IL PIATTO PIANGE, IL MARGINE DI DEFICIT CHE IL GOVERNO SI È RITAGLIATO È DI APPENA QUATTRO MILIARDI. PRATICAMENTE NULLO
LE ALTERNATIVE SONO DUE: O SI TAGLIA O SI APRE L’ENNESIMO FRONTE CON L’EUROPA SUL DEFICIT, SFORANDO LA SOGLIA DEL 3,7%
Se le casse sono vuote, non restano che le promesse. Giorgia Meloni prova a riempire di senso un Def fragile. E lo fa annunciando durante il Consiglio dei ministri misure per la natalità, accompagnate da una spruzzata di propaganda con lo stato d’emergenza sull’immigrazione.
I nodi, però, sono destinati a venire comunque al pettine con la legge di bilancio, che sarà di appena quattro miliardi: è questo il margine di deficit che l’esecutivo si è ritagliato nel Documento di economia e finanza approvato ieri, già vincolandolo all’allentamento della «pressione fiscale». Risorse che potranno essere usate per finanziare la manovra d’autunno.

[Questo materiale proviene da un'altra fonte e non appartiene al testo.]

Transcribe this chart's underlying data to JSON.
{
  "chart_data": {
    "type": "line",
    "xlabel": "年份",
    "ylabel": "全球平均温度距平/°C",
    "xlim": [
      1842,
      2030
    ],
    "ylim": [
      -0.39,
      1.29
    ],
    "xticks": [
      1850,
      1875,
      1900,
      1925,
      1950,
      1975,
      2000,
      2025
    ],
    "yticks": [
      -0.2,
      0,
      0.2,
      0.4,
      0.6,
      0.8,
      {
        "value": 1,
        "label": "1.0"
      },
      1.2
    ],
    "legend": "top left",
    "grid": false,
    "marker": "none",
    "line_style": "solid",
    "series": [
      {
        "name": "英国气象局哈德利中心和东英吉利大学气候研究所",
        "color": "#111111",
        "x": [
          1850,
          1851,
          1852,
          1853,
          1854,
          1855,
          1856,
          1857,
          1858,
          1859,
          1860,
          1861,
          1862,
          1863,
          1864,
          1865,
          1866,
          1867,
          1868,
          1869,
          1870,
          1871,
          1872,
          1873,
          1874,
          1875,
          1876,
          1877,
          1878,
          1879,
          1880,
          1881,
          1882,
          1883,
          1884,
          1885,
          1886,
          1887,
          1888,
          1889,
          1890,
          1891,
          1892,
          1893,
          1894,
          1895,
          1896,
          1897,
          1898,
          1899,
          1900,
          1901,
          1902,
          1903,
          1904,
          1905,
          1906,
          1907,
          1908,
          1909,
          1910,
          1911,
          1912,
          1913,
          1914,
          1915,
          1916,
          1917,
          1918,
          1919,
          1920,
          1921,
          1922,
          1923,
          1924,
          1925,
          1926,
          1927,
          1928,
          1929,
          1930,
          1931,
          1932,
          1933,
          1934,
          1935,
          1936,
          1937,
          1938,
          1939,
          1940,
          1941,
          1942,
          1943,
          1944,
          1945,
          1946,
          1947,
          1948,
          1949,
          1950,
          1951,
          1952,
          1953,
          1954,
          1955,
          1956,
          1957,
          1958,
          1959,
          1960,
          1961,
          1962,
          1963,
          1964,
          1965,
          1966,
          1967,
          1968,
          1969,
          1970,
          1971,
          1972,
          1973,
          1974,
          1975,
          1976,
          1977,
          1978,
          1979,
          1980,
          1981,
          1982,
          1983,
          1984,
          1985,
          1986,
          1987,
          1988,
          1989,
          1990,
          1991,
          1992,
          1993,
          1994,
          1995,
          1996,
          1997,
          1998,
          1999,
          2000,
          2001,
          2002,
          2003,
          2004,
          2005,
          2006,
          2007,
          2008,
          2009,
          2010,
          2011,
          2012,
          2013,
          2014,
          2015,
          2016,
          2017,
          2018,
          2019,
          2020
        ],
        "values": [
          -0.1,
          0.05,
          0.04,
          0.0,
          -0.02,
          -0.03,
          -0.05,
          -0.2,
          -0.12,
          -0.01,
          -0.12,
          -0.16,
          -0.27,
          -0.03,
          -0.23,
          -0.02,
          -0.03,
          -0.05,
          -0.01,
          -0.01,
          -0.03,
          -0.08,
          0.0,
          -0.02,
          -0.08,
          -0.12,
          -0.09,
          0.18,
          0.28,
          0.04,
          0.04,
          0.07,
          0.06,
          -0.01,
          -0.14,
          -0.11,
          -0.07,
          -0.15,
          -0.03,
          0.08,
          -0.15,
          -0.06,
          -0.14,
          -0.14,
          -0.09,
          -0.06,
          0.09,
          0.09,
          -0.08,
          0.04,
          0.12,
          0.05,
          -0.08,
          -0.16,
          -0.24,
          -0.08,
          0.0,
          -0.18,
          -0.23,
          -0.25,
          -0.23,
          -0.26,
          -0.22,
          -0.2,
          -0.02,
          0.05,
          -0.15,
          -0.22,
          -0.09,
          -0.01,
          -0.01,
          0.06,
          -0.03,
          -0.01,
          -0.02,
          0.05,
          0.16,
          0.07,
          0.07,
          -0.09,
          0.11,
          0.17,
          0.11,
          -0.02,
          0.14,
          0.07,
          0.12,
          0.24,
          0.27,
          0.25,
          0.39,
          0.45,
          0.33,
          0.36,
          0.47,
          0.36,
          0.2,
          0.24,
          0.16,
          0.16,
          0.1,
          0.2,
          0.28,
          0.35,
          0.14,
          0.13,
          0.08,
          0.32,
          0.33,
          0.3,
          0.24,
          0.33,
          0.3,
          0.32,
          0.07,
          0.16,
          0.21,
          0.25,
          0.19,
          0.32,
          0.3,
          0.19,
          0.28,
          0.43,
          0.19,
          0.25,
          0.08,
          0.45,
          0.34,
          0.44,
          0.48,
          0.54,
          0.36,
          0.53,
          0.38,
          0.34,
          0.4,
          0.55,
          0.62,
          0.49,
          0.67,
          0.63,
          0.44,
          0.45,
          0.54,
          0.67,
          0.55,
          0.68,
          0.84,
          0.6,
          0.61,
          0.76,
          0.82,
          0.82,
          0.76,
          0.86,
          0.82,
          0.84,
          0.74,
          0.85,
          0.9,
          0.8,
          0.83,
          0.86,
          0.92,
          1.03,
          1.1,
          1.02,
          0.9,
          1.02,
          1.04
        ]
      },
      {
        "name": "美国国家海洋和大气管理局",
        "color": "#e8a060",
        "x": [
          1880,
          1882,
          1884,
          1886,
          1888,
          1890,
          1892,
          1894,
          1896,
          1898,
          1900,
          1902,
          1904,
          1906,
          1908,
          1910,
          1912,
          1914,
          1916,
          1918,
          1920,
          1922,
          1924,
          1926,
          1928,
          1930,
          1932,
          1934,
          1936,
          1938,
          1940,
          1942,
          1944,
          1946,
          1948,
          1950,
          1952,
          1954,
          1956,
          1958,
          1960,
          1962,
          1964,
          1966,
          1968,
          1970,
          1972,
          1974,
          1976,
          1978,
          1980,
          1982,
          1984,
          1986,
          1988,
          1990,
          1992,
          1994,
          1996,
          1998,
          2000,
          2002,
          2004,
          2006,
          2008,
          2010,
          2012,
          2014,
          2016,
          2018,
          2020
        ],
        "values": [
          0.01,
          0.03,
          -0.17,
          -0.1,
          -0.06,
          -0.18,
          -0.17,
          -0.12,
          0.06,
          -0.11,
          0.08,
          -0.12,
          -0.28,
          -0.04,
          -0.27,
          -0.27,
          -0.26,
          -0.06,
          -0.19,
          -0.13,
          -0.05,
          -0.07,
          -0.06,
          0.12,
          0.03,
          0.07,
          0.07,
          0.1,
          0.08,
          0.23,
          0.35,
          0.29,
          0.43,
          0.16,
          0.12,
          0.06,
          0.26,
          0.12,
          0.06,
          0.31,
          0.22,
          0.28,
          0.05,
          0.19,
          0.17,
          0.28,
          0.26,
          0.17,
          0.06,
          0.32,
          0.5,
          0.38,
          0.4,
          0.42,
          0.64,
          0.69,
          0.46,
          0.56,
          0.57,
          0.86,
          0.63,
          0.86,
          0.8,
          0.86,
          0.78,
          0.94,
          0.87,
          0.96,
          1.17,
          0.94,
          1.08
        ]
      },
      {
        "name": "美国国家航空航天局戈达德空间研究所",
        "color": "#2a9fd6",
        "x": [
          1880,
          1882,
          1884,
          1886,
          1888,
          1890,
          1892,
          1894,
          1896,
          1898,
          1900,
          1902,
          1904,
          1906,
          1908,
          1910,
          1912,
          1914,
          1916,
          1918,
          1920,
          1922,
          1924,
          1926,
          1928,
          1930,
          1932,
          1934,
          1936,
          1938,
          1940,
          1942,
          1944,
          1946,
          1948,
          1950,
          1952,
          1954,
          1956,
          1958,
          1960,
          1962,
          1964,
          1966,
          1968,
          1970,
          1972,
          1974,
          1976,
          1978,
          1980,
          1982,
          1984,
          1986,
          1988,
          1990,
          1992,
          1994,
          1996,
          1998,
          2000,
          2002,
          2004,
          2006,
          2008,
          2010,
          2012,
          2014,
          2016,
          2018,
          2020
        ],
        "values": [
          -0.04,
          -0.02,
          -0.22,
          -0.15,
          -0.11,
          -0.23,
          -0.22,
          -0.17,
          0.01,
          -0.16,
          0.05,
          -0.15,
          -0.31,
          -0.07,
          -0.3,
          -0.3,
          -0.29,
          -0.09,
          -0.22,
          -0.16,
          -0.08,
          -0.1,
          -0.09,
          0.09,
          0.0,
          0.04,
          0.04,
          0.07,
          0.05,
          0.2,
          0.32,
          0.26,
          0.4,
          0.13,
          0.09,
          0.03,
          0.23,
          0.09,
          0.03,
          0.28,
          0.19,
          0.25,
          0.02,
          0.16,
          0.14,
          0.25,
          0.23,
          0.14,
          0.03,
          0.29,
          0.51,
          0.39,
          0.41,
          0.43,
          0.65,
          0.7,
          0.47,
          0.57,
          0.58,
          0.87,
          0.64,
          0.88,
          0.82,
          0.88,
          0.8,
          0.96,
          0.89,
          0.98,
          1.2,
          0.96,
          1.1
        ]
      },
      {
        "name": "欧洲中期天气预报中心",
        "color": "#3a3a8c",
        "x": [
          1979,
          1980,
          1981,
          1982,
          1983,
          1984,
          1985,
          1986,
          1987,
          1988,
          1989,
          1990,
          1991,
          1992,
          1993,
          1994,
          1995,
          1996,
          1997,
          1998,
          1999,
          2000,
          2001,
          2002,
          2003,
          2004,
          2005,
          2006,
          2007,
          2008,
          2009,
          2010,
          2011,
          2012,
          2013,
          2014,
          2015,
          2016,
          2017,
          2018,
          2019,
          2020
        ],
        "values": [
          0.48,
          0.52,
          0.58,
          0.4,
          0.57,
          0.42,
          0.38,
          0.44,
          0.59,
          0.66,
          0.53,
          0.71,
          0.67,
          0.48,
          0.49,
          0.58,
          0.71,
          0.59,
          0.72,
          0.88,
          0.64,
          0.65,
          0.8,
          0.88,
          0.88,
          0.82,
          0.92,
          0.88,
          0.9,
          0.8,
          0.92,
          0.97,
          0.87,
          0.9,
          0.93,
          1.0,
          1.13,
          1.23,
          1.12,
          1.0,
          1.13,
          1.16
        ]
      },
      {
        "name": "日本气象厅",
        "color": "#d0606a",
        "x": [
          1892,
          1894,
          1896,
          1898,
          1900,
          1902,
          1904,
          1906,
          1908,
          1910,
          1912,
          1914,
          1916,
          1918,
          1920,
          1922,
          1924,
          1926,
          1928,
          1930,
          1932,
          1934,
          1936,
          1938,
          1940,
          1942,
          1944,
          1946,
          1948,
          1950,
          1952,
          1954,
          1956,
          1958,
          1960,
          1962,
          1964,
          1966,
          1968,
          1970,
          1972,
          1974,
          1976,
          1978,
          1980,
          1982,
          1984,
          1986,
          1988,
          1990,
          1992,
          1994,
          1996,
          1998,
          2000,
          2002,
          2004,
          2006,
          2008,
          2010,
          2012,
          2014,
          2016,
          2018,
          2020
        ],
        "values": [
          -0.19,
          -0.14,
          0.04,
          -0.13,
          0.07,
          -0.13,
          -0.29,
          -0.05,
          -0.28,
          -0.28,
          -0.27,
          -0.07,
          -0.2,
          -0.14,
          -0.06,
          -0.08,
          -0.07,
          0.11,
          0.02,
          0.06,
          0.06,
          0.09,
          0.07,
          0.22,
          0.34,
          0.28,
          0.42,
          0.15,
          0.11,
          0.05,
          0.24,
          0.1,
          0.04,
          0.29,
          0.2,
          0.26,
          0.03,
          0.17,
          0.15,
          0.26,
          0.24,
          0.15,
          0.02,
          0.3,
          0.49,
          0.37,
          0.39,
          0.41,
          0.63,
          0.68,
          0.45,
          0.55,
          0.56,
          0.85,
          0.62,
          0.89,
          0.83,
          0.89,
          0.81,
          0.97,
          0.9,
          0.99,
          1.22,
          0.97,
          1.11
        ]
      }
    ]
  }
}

Davvero poca cosa, almeno a mettere in fila gli impegni presi: la riforma del fisco, quella delle pensioni, il sostegno alla famiglia e la conferma per un altro anno del taglio al cuneo fiscale, che da ieri vale oltre 7 miliardi e scade il 31 dicembre. Provvedimenti gravosi e per adesso senza copertura, a meno che Meloni non scelga di aprire un clamoroso fronte con l’Europa sul deficit, sforando la soglia del 3,7% proprio nell’anno in cui entra in vigore il nuovo patto di stabilità. Improbabile, rischiosissimo. L’alternativa è trovare all’interno del bilancio le risorse per coprire le promesse elettorali. Tradotto: risparmi di spesa e, quindi, tagli.
La verità è che la coperta è corta. E che Meloni deve affrontare anche un altro gigantesco problema: il suo alleato più forte, Matteo Salvini, ha deciso di minarne il consenso proprio sfruttando il nodo delle casse vuote. È per questo che anche ieri il leghista Riccardo Molinari ha bombardato Palazzo Chigi, su ordine del capo: «Con pochi miliardi quota 41 non si fa, questo è chiaro. Dovremmo capire quante risorse avremo e come potremo avvicinarci all’obiettivo. Stesso discorso della flat tax».
La partita è soprattutto politica. Salvini vuole colpire l’accordo tra la premier e Antonio Tajani. E non intende regalare quel che resta di Forza Italia a Meloni, senza combattere. Per questo, si muove nervosamente e a tutto campo. Il primo obiettivo è schiacciare FdI verso il centro, riconquistando l’elettorato più di destra. Punta a normalizzare Meloni, inchiodandola alle promesse non esaudite, intestandosi le battaglie più popolari nell’area sovranista e lasciando alla leader l’onere di deludere le aspettative
È il cuore della sua strategia. Salvini ritiene che il tempo farà la sua parte. «Giorgia si logorerà, è naturale stando a Palazzo Chigi», ha ripetuto in privato in questi giorni ai parlamentari berlusconiani che l’hanno cercato, allarmati dalla svolta meloniana di Forza Italia. Il suo obiettivo è convincere un gruppo di azzurri a traslocare (presto o tardi) nel Carroccio, sconvolgendo gli equilibri di maggioranza al Senato. A conferma delle sue tesi private, cita sempre più spesso i sondaggi di FdI, in costante calo: l’ultimo di Swg segnala una flessione dello 0,4%, anche se a dire il vero il partito della leader è comunque stimato al 29,3%. L’offensiva è iniziata, le Europee diranno chi avrà avuto ragione.